I wonder if there is a way to get resummation of this series? By this way , i am trying to get the integral representation of this series, it could be by Gamma function.
$$\sum _{k=0}^{\infty} \left [ (-1)^{k}(2k)!\left(\frac {1} {(i+a)^{2k+1}}-\frac {1} {(-i+a)^{2k+1}}\right) \right ]$$
thank you.
On
It looks like Andrew beat me to it
There is no guarantee that the following makes sense... But...

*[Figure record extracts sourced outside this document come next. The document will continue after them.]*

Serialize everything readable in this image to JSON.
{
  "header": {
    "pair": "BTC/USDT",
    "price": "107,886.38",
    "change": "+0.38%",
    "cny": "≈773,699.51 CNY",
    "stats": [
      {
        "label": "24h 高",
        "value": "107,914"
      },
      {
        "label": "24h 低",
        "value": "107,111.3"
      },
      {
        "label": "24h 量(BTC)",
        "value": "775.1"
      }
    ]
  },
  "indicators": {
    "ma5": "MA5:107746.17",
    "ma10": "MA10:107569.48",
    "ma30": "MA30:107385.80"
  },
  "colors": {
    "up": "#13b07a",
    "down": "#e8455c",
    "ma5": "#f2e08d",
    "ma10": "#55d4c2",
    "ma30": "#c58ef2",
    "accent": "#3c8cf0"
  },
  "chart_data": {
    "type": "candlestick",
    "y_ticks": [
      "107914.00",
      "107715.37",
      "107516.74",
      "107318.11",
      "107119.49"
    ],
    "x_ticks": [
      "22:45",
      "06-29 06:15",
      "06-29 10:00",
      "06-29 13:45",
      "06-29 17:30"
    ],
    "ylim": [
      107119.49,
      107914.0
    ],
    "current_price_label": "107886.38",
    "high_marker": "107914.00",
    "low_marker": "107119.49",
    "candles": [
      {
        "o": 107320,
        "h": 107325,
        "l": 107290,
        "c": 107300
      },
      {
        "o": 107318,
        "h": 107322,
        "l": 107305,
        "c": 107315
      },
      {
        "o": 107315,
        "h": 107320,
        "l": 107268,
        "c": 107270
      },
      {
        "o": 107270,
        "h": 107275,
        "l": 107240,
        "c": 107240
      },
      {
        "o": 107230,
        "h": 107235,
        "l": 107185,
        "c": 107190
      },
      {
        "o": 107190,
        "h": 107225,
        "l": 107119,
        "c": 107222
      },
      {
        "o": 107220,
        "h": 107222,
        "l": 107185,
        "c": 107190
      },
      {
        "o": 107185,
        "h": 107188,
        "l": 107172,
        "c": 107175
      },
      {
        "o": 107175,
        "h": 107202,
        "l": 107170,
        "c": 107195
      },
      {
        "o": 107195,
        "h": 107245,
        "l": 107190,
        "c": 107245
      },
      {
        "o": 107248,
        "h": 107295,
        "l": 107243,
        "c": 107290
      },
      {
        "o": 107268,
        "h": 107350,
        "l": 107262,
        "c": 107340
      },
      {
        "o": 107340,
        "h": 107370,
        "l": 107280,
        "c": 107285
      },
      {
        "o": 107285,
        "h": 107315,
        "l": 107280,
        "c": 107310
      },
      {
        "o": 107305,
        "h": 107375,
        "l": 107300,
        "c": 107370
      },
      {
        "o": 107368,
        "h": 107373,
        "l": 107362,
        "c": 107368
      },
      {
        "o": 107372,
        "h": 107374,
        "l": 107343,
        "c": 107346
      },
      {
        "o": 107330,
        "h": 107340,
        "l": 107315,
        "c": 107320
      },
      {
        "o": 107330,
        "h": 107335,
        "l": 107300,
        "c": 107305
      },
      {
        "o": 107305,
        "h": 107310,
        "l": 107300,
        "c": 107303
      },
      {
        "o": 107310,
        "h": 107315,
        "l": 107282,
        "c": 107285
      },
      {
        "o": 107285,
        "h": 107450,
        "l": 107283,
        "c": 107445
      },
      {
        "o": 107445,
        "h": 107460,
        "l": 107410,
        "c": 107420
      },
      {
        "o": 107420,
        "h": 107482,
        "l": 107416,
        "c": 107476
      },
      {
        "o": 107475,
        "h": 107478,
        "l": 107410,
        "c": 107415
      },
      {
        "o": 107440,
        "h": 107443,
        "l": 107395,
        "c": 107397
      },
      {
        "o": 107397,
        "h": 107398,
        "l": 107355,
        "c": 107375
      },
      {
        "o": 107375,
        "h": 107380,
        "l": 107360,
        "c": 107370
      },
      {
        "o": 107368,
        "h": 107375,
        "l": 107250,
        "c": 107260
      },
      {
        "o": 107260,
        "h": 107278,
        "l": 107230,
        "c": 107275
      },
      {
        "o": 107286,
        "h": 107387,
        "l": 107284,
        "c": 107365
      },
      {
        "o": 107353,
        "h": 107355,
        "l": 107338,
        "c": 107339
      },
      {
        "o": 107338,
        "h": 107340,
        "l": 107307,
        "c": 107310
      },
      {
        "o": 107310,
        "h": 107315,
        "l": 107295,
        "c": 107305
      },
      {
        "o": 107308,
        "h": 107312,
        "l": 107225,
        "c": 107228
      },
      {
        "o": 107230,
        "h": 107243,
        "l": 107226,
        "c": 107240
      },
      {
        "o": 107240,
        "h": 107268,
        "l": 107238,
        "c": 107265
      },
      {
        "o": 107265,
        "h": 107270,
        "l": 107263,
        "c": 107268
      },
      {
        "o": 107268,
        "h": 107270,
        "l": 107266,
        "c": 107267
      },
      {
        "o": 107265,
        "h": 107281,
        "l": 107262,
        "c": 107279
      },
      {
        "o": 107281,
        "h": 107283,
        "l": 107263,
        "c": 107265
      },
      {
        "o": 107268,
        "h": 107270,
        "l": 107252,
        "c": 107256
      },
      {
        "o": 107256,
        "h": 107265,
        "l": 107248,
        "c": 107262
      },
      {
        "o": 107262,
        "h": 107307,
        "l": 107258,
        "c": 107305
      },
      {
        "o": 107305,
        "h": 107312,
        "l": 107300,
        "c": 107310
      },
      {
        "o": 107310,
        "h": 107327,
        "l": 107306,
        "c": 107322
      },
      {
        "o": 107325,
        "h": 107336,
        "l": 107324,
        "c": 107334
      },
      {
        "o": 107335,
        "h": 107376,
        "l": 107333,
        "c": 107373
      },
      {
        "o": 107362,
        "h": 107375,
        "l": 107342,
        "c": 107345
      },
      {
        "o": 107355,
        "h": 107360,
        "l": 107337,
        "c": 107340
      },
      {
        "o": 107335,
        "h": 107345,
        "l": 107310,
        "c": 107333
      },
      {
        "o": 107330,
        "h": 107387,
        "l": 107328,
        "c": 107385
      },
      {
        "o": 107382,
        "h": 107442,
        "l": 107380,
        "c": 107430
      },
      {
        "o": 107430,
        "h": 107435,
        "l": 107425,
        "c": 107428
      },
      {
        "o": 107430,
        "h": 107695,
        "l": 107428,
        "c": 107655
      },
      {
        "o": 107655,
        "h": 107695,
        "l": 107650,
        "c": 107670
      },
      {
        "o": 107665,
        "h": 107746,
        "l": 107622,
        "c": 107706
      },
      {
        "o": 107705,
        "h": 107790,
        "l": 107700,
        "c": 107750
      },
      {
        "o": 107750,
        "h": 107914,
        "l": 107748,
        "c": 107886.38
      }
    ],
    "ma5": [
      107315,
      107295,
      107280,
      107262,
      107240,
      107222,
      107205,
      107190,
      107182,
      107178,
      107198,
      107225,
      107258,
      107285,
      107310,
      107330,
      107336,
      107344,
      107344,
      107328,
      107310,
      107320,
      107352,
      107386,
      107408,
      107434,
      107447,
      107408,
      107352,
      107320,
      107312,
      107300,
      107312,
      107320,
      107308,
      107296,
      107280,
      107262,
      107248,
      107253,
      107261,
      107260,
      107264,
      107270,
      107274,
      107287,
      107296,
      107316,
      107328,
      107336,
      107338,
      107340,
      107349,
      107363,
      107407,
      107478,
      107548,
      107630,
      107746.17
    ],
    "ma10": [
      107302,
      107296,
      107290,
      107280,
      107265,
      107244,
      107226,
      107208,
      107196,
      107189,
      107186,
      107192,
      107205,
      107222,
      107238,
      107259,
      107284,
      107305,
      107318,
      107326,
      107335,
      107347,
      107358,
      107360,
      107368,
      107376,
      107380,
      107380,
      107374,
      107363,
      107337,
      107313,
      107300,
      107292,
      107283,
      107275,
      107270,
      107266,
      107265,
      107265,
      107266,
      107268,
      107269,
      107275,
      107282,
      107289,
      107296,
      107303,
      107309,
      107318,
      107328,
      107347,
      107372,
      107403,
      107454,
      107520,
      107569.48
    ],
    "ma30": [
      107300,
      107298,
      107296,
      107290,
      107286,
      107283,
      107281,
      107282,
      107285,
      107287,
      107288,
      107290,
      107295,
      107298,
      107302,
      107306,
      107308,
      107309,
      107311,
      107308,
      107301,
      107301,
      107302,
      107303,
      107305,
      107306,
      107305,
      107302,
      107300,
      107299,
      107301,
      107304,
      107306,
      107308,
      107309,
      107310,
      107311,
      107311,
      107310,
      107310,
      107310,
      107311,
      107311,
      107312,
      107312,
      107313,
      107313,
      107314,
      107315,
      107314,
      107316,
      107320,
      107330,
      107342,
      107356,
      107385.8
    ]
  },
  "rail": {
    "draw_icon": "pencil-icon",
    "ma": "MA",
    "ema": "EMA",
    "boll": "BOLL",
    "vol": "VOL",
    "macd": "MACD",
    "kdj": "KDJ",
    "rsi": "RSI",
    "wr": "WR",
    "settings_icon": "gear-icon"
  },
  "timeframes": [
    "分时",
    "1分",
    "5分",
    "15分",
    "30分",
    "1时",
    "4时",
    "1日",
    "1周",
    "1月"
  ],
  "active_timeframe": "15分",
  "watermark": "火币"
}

There is this Borel summation $$ \sum_{j = 0}^{\infty} \frac{(-1)^{j} j!}{x^{j + 1 }} = -\operatorname{e} ^{x} \mathrm{Ei} (-x) \tag{1} $$ Here, $\mathrm{Ei}$ is the exponential integral. Put $-x$ for $x$, $$ \sum_{j = 0}^{\infty} \frac{j!}{x^{j + 1}} = \operatorname{e} ^{-x} \mathrm{Ei} (x) \tag{2} $$ Add (1) and (2) $$ \sum_{k = 0}^{\infty} \frac{(2 k)!}{x^{2 k + 1}} = -\operatorname{e} ^{x} \mathrm{Ei} (-x) + \operatorname{e} ^{-x} \mathrm{Ei} (x) $$ Put $x=iz$, $$ \sum_{k = 0}^{\infty} \frac{(-1)^{k} (2 k)!}{z^{(2 k + 1)}} = -i\operatorname{e} ^{i z} \mathrm{Ei} (-iz) + i \operatorname{e} ^{-iz} \mathrm{Ei} (i z) $$ Put $z=a+i$ and $z=a-i$ and subtract: $$\begin{align} &\sum_{k = 0}^{\infty} (-1)^{k} (2 k)! \Bigl((a + i)^{(-2k - 1)} - (a - i)^{(-2k - 1)}\Bigr) = \\ &\qquad -i\operatorname{e} ^{i a - 1} \mathrm{Ei} (-ia + 1) + i \operatorname{e} ^{-ia + 1} \mathrm{Ei} (i a - 1) + i \operatorname{e} ^{i a + 1} \mathrm{Ei} (-ia - 1) - i \operatorname{e} ^{-ia - 1} \mathrm{Ei} (i a + 1) \end{align}$$
One can start with the Euler asymptotic expansion $$ f(z)=\int_0^\infty\frac{e^{-t}}{z+t}\,dt=\sum_{k=0}^\infty(-1)^k\frac{{k!}}{z^{k+1}}. $$ Putting $$ g(z)=\frac{f(-iz)-f(iz)}{2i}= \sum _{k=0}^{\infty} (-1)^k\frac{(2k)!}{z^{2k+1}} $$ we have formally $$ g((i+a)^{-1})+g((-i+a)^{-1})= \sum _{k=0}^{\infty} \left [ (-1)^{k}(2k)!\left(\frac {1} {(i+a)^{2k+1}}-\frac {1} {(-i+a)^{2k+1}}\right) \right ]. $$